With affordable childcare being in demand, the “Y” is nearly doubling its current capacity from 40 toddlers to serve more children and to accommodate an ever-growing waitlist. Under the recently appointed Director, Stephanie Cockerham, who boasts 30 years of experience working in high quality childcare centers around town, Cockerham plans to import those quality enhancements that she’s worked under to the “Y”’s program by making immediate upgrades to the facilities and curriculum. “We are in the process of implementing the Creative Curriculum, which is a research-based, best practice curriculum for early childhood and advancing the professional development of our entire staff,” Cockerham declared.
As a prominent spiritual leader in the community, Watson believes he is the right chairman at the right time, as he plans to restore the faith component, which represents the “C” in YMCA, the organization whose mission is to put Christian principles into practice through programs that build a healthy spirit, mind and body for all. Watson sees an opportunity to focus on holistic wellness through the “Y”’s Wellness Center. “Spirituality is the triad to physical and mental well-being,” said the board chairman. “So, the Health and Wellness Center at the ‘Y’ will also see a facelift, making the programs more relevant and accessible to the community, especially seniors—and, taking a more holistic approach.”

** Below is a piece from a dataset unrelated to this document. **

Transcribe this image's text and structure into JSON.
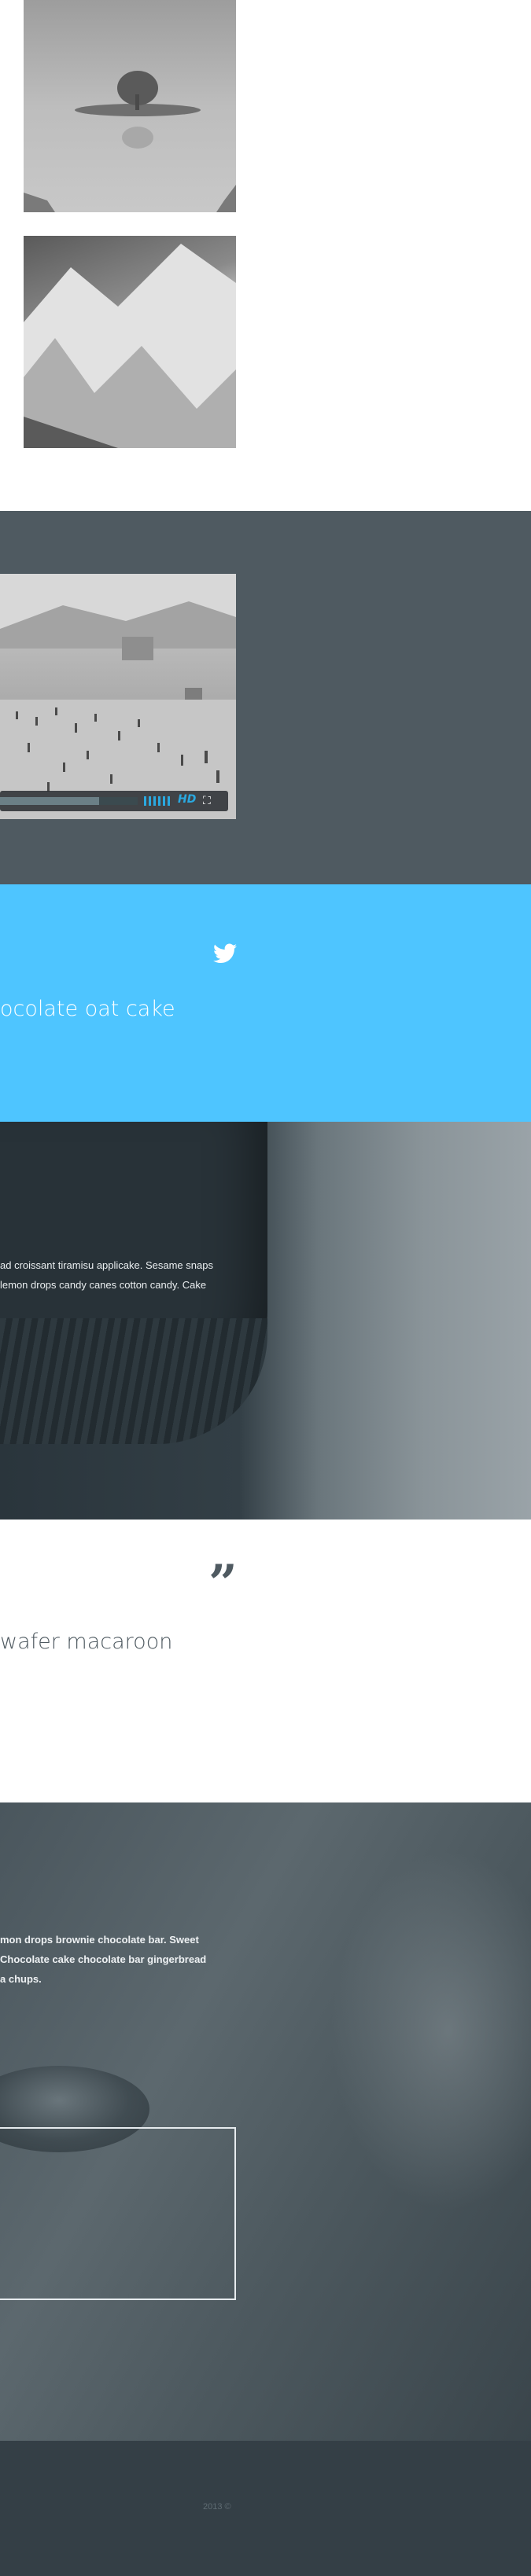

A partnership with the Council on Aging will soon bring forth daytime recreational activities for seniors. Promoting healthy eating will come through the Cyber Café, which the organization plans to launch, and will be reminiscent of deli counters operated at the “Y” during the 1960’s-70’s when Blacks had limited access to food establishments. The modern version is intended to bring the community together and provide access to hi-speed Wi-Fi. It is planned to be located at the school’s old library building. Watson acknowledges, in order to continue the momentum and bring a refreshed operating culture to The Dryades YMCA, “we will be recruiting new board members through our strategic planning process who are energized and ready to take the Dryades YMCA to new heights in its potential for this community.” Repeat of the Zion Williamson Youth basketball camp and the traditional youth summer camp program.